Compounds are burned in hydrogen-air flames sulfur and phosphorus-containing compounds produce radiation at 394 and 526nm respectively. A Photomultiplier tube with the help of a monochromator measures the amount of light and generates the signal sensitive to sulfur or phosphorus-containing compounds one at a time. Sensitivity is 10 picogram and the temperature ranges from 250 to 300゚C.

• Photoionization Detector

Compounds eluting into a cell are bombarded with high-energy photons. Compound with ionizing potential less than the photon energy is ionized. The resulting ions are attracted to an electrode measured and a signal is generated.

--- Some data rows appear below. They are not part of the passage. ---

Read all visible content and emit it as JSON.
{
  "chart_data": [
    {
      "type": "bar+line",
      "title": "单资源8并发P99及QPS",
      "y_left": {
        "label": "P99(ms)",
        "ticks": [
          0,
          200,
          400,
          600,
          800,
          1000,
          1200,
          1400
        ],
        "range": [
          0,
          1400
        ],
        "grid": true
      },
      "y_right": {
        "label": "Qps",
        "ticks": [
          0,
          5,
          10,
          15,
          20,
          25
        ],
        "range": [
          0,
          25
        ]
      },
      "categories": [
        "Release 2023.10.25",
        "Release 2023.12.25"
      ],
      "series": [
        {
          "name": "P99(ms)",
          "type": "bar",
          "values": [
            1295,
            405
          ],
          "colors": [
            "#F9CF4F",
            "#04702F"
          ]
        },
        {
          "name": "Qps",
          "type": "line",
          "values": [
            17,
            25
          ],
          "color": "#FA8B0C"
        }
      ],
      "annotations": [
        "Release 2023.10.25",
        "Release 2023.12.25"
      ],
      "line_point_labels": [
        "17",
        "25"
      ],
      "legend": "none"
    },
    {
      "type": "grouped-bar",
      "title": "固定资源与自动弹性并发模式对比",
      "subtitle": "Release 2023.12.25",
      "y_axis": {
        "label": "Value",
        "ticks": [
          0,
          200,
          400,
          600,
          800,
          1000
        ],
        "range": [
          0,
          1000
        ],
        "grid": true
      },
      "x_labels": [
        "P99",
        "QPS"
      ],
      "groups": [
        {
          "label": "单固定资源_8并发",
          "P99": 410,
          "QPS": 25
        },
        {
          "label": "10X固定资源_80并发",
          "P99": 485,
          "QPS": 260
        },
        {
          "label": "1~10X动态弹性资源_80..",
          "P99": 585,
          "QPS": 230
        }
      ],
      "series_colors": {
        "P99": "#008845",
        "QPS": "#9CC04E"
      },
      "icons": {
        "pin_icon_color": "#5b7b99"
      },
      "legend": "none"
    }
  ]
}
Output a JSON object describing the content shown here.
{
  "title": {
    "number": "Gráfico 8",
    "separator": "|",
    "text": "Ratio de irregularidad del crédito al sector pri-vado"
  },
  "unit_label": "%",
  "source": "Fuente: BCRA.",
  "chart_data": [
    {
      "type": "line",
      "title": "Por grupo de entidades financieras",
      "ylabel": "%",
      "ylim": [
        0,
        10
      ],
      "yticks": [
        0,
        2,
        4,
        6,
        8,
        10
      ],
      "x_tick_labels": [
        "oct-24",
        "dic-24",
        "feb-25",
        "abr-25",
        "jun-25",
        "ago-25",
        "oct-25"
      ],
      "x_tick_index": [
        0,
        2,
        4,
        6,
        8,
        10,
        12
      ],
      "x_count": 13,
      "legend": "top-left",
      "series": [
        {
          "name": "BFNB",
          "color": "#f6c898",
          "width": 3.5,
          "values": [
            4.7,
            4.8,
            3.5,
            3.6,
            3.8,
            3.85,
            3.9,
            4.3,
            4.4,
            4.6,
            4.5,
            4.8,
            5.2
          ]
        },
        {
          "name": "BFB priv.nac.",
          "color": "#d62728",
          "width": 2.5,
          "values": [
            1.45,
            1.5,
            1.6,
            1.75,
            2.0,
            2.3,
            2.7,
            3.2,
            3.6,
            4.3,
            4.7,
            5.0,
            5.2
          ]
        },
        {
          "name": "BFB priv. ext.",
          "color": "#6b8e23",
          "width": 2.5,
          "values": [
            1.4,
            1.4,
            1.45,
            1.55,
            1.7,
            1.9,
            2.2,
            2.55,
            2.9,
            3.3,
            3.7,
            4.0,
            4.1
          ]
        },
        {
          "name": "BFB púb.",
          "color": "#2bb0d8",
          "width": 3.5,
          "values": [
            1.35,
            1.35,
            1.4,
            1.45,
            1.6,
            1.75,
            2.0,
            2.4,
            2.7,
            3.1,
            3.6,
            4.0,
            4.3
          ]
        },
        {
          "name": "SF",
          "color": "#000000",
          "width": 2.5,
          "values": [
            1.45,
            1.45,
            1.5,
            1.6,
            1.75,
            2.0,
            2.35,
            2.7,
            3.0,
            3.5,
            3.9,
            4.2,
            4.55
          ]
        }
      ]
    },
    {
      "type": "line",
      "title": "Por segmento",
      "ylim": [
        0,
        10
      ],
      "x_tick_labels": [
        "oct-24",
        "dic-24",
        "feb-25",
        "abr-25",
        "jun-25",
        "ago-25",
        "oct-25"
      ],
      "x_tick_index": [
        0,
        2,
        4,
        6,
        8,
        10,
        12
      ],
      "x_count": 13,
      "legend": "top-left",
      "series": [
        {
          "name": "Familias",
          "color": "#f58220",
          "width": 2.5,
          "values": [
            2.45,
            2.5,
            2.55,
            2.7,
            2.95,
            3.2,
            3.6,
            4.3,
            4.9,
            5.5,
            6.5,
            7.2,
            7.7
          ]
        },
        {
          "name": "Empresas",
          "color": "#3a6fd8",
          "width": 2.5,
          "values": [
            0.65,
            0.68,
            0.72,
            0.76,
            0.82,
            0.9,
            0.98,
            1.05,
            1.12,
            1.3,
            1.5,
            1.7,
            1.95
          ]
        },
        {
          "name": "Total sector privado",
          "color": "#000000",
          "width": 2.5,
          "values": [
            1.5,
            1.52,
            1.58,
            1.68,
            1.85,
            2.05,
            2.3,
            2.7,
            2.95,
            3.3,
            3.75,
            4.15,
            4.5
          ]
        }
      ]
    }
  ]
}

Especially, used for aromatics and the sensitivity varies from 25 to 200 picogram and the temperature is 200゚C.

Applications of GC-MS

Gas Chromatography (GC-MS) is a sophisticated separation technique that cannot be compared with other modern analytical types of equipment but can be complemented by a mass spectrophotometer to achieve GC-MS/MS. It has a wide variety of applications that caters to academic research, quality control as well as industrial applications. Its concise, efficient, automated system gives fast, reproducible, and effective results that serve a key role in the advancement of Science and Technology. This resourceful analytical technique could be explored for better prospects in the future.

It has established applications in various fields such as:
• Environmental monitoring
• Food, beverage, flavor, and fragrance analysis
• Biological and pesticides detections
• Security and chemical warfare agent detection
• Chemistry and Geochemical Research
• Medicine and Pharmaceutical Applications
• Petrochemical and hydrocarbons analysis
• Doping of drugs
• The applications of Gas chromatography in the forensic sciences, including those in forensic toxicology, which include alcohol and drugs in drivers, markers of alcohol abuse, volatiles, and anesthetics, carbon monoxide (CO) poisoning.

Advantages of Gas Chromatography

The main advantages of gas chromatography are given below:

• The technique has good resolving power and even complex mixture can be separated into constituents.
• It is a sensitive technique with a few mg of the sample being sufficient for analysis.
• It provides good precision and accuracy.
• The analysis can be completed in a short time.
• The cost of the instrument is relatively low with a long life span.
• The technique is suitable for routine analysis as the operation of a gas chromatograph and related calculations do not require highly skilled operators.